Her argument is illustrated with lots of quirky little sketches, such as that first boyfriend being played by a leading Robbie Williams lookalike, who winds up ‘playing’ a woman dressed as a six foot foam saxophone.
If you think that’s surreal, wait until you see Spencer Jones’s The Mind Of Herbert Clunkerdunk – the best of a very strong batch of shorts and unlike almost anything else you’ll see on TV, including the already-commissioned BBC sitcom Mr Winner in which Jones plays a Frank Spencer-style slapstick fool.
Here, though, Mr Clunkerdunk is the TV incarnation of his absurd stage persona The Herbert, who’s seen preparing to go for an audition, a premise Jones explored in his last live show, The story is incidental, however, a mere thread on which to hang a series of brilliantly daft physical scenes, often set to a barmy soundtrack of homemade loops and raps, which add to the distinctive feel.

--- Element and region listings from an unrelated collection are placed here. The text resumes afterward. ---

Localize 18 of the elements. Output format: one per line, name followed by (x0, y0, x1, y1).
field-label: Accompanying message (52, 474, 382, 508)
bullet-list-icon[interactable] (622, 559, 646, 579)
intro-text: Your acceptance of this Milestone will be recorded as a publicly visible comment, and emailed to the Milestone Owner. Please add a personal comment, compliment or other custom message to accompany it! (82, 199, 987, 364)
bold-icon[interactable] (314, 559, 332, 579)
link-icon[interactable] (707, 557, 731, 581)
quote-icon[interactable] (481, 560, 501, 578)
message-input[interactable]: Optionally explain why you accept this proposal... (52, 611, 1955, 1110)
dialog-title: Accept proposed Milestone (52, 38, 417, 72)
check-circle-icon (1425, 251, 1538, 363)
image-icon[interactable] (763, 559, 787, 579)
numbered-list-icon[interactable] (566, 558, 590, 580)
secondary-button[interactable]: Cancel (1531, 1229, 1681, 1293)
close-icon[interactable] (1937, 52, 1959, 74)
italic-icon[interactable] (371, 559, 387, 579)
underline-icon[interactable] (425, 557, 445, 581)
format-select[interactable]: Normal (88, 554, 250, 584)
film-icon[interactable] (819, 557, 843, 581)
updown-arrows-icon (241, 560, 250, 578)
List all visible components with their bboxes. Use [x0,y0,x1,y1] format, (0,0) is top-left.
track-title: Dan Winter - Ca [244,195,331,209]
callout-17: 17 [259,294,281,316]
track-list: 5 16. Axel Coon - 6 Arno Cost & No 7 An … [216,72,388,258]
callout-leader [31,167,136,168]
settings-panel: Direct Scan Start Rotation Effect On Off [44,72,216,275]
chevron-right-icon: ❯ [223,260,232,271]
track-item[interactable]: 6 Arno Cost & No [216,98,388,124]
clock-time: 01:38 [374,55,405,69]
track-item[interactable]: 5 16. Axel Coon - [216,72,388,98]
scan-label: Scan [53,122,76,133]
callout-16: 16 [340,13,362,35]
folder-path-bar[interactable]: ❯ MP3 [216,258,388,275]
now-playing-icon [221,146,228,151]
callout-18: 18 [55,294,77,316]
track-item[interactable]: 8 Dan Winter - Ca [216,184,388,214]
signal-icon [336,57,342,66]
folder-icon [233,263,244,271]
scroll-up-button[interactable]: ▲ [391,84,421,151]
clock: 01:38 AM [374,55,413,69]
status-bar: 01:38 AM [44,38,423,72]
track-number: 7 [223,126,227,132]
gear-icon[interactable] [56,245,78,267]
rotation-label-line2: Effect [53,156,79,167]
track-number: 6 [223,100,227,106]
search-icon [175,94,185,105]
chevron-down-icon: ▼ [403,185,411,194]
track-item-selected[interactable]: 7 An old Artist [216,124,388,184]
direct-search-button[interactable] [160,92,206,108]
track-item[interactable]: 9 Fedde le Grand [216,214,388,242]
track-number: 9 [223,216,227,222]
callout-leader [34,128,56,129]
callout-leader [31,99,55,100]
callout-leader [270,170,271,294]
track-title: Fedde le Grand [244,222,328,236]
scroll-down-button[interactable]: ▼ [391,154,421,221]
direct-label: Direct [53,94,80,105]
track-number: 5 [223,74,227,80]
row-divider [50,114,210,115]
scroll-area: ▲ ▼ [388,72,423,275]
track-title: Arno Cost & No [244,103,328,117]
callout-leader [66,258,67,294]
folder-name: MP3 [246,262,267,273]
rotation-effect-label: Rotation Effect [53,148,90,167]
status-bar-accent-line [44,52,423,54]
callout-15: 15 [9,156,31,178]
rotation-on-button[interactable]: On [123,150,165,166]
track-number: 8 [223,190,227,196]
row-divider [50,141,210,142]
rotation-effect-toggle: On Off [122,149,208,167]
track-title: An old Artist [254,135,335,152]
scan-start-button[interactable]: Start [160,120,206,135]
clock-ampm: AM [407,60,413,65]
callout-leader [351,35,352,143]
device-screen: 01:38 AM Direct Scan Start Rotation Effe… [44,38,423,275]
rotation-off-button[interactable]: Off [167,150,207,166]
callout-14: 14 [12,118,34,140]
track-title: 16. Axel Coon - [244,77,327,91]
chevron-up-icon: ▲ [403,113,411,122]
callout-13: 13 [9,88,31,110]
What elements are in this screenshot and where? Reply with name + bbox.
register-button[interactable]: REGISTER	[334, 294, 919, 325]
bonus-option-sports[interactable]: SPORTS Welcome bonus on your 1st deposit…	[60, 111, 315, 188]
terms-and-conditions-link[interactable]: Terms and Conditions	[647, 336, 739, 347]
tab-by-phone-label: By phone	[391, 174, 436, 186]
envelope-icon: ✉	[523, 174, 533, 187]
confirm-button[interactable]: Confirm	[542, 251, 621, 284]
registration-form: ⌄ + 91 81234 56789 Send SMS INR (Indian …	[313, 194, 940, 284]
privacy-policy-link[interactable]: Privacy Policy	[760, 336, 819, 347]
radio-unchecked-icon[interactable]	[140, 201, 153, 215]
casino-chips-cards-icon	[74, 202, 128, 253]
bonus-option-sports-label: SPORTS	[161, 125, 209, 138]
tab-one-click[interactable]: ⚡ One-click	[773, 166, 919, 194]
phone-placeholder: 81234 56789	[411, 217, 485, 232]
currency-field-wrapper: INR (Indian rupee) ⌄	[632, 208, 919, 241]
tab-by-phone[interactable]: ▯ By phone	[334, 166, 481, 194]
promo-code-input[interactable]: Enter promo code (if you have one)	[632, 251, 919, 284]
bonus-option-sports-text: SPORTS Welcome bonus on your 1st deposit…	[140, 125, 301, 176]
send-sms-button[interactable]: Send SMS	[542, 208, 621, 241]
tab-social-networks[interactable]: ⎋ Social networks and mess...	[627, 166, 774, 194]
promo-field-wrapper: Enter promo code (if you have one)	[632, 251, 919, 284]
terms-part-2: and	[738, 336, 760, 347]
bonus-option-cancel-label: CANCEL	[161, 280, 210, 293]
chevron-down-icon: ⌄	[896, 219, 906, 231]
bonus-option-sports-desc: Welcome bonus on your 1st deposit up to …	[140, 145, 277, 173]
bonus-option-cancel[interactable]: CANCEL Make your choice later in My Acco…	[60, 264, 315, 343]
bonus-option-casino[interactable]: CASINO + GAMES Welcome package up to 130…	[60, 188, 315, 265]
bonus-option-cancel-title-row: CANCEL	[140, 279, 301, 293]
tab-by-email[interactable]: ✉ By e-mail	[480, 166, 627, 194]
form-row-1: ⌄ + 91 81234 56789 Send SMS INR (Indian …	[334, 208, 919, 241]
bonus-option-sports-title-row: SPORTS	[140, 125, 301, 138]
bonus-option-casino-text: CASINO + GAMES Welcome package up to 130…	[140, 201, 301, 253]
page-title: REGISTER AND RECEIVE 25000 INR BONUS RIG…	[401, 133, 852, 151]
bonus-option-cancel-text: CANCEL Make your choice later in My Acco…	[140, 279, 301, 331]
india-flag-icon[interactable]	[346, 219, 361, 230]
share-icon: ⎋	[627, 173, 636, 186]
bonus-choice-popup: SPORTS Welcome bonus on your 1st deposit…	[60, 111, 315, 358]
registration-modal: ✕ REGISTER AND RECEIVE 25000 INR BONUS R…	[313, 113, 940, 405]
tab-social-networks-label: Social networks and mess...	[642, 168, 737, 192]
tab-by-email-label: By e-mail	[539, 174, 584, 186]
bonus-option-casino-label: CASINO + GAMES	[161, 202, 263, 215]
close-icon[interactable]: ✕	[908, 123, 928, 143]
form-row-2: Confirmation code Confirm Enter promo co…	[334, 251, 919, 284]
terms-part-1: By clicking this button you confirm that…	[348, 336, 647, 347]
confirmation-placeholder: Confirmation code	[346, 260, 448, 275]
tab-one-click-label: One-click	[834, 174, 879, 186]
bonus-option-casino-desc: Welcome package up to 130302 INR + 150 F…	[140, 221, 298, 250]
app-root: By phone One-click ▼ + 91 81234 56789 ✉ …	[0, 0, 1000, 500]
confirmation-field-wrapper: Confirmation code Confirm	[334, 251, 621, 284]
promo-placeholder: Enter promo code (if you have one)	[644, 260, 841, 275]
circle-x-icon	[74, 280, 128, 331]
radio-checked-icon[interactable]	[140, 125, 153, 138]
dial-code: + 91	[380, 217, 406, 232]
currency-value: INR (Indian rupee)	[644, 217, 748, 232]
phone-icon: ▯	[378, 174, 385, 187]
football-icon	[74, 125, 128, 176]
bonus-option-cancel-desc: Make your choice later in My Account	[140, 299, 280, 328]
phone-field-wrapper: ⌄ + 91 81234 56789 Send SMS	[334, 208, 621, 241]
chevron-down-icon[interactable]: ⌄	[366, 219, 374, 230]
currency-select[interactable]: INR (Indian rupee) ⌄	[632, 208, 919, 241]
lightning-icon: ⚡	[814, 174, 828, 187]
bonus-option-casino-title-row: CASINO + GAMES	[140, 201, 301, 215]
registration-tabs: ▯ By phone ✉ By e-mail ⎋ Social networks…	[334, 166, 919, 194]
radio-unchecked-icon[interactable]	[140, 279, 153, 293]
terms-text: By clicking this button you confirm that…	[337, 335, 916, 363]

A mop is repurposed as a soul singer, Jones winds up with Coco Pops over his face like a bizarre beard, and a front door is brought to life as a massive face. And if you don’t laugh at his exchange with Johnny Wallop (Dominic Coleman), whose expressions are depicted with fake eyeballs, you may not be human.
‘I can vote!’ chirrups Jones to camera, amazed that he’s getting away with such absurdity. Each scene could be a standalone vital hit. In fact, the only segment that feels out of place is a piece-to-camera where he tells of a disastrous former audition, which is a rather conventional bit of monologue among the madness.
The strongly authored feel of the short calls to mind cult hits such as The Boosh or Vic And Bob, with the humour at the more mainstream edge of Reeves and Mortimer’s repertoire, and with more gags packed into this 11 minutes than some comedies manage in a whole series.